魔導回路テストにて2点を記録、両手までの魔導回路を確認。


5/27~6/8

ラグロキシスの設置を実行。

数々の個体がここで死亡するため慎重に行った。

尾てい骨付近に設置したが拒絶反応から熱発、かなりの高熱が続き体調が安定しない。6/8にて体調が回復し、成功したことを確認。


6/9

魔法の使用で実践。

M-316を対魔導室へ、研究者は部屋の外から観察を行う。

魔力口から魔力を注ぎ経過を観察した。

魔法を発動することに成功した、程度としては5mほどの氷柱を出現させる。

が、魔法の反動で吐血。

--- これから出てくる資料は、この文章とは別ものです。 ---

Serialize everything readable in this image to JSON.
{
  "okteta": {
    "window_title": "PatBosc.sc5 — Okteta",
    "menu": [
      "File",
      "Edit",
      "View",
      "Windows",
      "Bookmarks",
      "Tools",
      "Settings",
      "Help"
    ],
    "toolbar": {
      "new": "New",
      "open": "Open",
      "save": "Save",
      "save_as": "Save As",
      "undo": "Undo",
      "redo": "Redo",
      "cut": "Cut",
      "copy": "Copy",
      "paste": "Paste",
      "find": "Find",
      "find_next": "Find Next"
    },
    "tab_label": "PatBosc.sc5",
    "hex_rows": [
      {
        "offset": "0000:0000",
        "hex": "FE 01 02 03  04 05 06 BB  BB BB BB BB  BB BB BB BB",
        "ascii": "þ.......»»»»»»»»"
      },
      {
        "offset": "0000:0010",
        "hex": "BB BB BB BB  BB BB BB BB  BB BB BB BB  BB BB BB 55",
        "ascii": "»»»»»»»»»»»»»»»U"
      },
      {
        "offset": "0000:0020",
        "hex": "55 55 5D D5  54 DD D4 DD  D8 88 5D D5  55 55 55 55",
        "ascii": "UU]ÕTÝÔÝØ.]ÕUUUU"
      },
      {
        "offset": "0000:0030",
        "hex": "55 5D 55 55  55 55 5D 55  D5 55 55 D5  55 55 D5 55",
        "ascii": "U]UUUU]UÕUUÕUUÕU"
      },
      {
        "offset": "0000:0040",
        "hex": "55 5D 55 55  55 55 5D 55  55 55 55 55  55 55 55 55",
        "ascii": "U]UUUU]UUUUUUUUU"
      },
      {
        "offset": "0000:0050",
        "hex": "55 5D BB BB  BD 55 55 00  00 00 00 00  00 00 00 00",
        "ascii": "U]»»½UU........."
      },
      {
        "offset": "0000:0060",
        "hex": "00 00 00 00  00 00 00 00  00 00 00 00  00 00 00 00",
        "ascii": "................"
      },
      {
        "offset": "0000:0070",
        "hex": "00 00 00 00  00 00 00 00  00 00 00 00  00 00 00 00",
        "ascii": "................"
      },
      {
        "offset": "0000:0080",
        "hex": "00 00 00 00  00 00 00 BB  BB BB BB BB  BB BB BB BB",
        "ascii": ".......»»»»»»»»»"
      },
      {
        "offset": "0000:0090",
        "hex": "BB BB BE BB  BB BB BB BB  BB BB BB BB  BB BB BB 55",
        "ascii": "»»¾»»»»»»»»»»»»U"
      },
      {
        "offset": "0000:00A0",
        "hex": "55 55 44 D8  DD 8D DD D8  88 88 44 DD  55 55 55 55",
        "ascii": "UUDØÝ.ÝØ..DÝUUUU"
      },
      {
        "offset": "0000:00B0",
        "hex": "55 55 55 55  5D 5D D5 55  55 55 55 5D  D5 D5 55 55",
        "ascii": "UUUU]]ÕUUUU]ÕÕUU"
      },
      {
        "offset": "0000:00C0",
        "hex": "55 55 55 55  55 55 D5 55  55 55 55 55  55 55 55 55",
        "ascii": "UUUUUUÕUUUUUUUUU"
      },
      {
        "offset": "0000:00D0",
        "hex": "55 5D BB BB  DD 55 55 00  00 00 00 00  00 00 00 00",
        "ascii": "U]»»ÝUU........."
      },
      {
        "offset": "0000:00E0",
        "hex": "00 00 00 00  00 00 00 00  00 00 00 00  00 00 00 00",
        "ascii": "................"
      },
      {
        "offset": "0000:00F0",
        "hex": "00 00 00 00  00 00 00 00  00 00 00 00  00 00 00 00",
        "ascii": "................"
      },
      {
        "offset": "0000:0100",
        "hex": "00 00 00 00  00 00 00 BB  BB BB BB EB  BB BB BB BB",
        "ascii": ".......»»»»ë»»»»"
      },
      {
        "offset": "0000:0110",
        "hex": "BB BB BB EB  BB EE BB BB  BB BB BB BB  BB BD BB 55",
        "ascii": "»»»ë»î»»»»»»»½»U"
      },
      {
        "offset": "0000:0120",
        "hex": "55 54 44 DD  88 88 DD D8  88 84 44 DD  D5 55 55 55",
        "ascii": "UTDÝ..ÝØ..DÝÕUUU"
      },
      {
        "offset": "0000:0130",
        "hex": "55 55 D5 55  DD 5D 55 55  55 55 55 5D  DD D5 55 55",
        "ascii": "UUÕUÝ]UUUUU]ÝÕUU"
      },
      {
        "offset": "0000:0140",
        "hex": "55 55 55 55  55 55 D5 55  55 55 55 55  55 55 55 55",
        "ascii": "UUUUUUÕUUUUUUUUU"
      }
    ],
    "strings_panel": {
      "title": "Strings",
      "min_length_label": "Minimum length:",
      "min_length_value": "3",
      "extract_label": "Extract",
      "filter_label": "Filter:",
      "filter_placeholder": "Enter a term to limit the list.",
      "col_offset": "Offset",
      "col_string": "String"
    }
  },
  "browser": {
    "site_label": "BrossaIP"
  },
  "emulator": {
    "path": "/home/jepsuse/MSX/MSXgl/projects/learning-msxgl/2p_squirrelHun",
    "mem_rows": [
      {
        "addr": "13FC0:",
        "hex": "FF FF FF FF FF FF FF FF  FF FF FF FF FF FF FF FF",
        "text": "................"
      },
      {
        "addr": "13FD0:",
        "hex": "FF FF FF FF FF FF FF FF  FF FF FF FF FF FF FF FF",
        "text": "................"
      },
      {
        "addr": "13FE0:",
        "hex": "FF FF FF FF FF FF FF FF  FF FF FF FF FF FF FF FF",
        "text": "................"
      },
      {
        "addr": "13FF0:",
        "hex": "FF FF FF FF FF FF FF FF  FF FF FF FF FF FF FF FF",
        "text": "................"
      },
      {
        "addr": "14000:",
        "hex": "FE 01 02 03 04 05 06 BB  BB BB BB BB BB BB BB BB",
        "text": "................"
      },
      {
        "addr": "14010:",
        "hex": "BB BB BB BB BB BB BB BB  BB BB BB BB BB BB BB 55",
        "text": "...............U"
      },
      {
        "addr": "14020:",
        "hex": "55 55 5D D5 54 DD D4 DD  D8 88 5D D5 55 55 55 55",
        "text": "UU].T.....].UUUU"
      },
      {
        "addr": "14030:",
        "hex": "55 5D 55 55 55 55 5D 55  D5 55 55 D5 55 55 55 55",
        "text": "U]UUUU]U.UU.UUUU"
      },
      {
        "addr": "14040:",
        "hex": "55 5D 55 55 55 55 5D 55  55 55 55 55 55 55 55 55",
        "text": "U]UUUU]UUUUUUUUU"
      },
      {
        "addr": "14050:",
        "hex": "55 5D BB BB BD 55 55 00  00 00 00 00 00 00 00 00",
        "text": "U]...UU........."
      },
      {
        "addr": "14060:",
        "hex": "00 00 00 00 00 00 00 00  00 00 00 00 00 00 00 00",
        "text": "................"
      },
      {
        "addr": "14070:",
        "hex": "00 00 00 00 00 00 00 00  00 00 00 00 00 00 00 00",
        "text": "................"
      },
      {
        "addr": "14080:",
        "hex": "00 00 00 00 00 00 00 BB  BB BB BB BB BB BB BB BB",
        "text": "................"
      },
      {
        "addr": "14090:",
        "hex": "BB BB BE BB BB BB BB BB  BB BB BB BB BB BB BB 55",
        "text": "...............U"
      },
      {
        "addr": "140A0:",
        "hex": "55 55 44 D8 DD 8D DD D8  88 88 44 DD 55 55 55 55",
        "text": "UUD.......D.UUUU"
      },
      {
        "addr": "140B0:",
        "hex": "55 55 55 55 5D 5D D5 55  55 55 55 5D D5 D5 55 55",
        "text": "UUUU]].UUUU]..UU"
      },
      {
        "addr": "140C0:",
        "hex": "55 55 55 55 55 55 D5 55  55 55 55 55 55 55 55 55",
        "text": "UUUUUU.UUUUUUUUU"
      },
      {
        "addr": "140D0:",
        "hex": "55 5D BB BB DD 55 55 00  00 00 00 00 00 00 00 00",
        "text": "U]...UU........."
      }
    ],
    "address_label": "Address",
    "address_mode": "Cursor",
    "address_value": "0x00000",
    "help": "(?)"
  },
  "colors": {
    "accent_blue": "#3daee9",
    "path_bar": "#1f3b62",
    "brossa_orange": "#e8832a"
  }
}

その場で転倒し意識不明となる。


6/10~6/15

意識が戻らず、この時点で処分をする話も出たが6/15にて覚醒。

両眼とも紫色の瞳であったが、変質を引き起こし右眼が青色になった。

魔法を疑似的ではあるが発動できた個体として保存する。


6/16

魔導回路を再び造影、心臓付近に魔導回路が複雑になっている部分を発見。

吐血の原因はこれと考える、回路の切除は難しいため改善は不可能。

M-316は保存観察とし、特変がない限り記録に残さず。


7/18

研究者を観察しているようで人の言葉を理解するようになってきた。


8/8

M-320を最後にMシリーズのパルテオル製造を終了、残っているMシリーズで実験をするように所長より発言あり。

12/23

M-316の処分を確定、焼却処分へ。


――――――――――――――――――――



 その焼却処分が書類の書き間違えでM-316が最後のMシリーズとなってしまった。書類に目を通す僕を見つめている少女はそんなこと知らないだろう。

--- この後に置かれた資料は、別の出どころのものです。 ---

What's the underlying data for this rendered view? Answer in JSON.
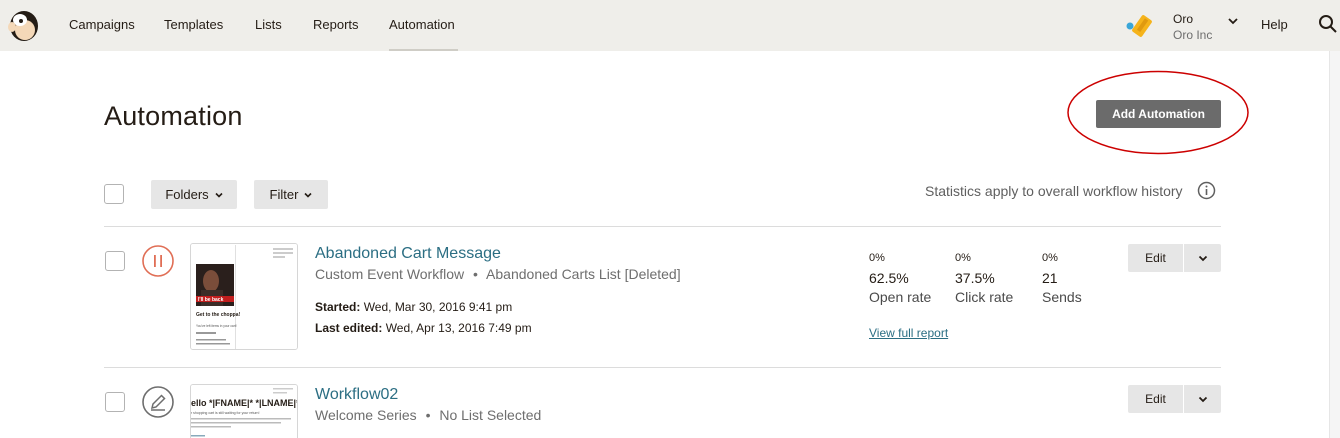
{
  "nav": {
    "items": [
      "Campaigns",
      "Templates",
      "Lists",
      "Reports",
      "Automation"
    ],
    "active": "Automation",
    "user_name": "Oro",
    "user_org": "Oro Inc",
    "help": "Help"
  },
  "page": {
    "title": "Automation",
    "add_button": "Add Automation"
  },
  "toolbar": {
    "folders": "Folders",
    "filter": "Filter",
    "stats_note": "Statistics apply to overall workflow history"
  },
  "workflows": [
    {
      "title": "Abandoned Cart Message",
      "type": "Custom Event Workflow",
      "list": "Abandoned Carts List [Deleted]",
      "status": "paused",
      "started_label": "Started:",
      "started": "Wed, Mar 30, 2016 9:41 pm",
      "edited_label": "Last edited:",
      "edited": "Wed, Apr 13, 2016 7:49 pm",
      "stats": [
        {
          "pct": "0%",
          "value": "62.5%",
          "label": "Open rate"
        },
        {
          "pct": "0%",
          "value": "37.5%",
          "label": "Click rate"
        },
        {
          "pct": "0%",
          "value": "21",
          "label": "Sends"
        }
      ],
      "report_link": "View full report",
      "thumb": {
        "banner": "I'll be back",
        "heading": "Get to the choppa!",
        "line1": "You've left items in your cart!"
      },
      "edit": "Edit"
    },
    {
      "title": "Workflow02",
      "type": "Welcome Series",
      "list": "No List Selected",
      "status": "draft",
      "thumb": {
        "heading": "ello *|FNAME|* *|LNAME|*!",
        "line1": "r shopping cart is still waiting for your return!"
      },
      "edit": "Edit"
    }
  ],
  "separator": "•",
  "colors": {
    "nav_bg": "#efeeea",
    "link": "#2b6e83",
    "paused": "#e06e55",
    "annotation": "#cc0000"
  }
}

 勝手に造られた挙句に処分しようとする大人の悪意など、到底彼女に理解できると思えない。

 副所長は僕に少女を任せたが。

 どの意味で、少女を僕に任せたのだろうか。

 処分するためか、それとも限りなく低い確率にかけて実験を続けるのか。僕は悩んでいた、それは研究者としてだ。

「博士」

 僕が書類から少女の方に目を移す、顔色を変えず少女はただ淡々と話しだした。

「今日、実験は、しない…ですか? 」

「…今日はいいかなって、ほら僕と君は今日が初めてだし。お互いに知りたいことを話す日でもいいと思うんだ」

「…そうですか」

 なんとなくだが。

 実験をしないとわかった途端、少女から息が抜けた気がした。緊張から安堵に転じた少女の表情に、彼女が今までどんなことをされてきたのか。

 僕らがどれだけ彼女たちを傷つけてきたのか。

 それを物語っている気がした。

「…温かい飲み物でも作ろうか」

 人間としての僕はパルテオルと呼ばれる彼女たちに強く同情したのはこの頃からである。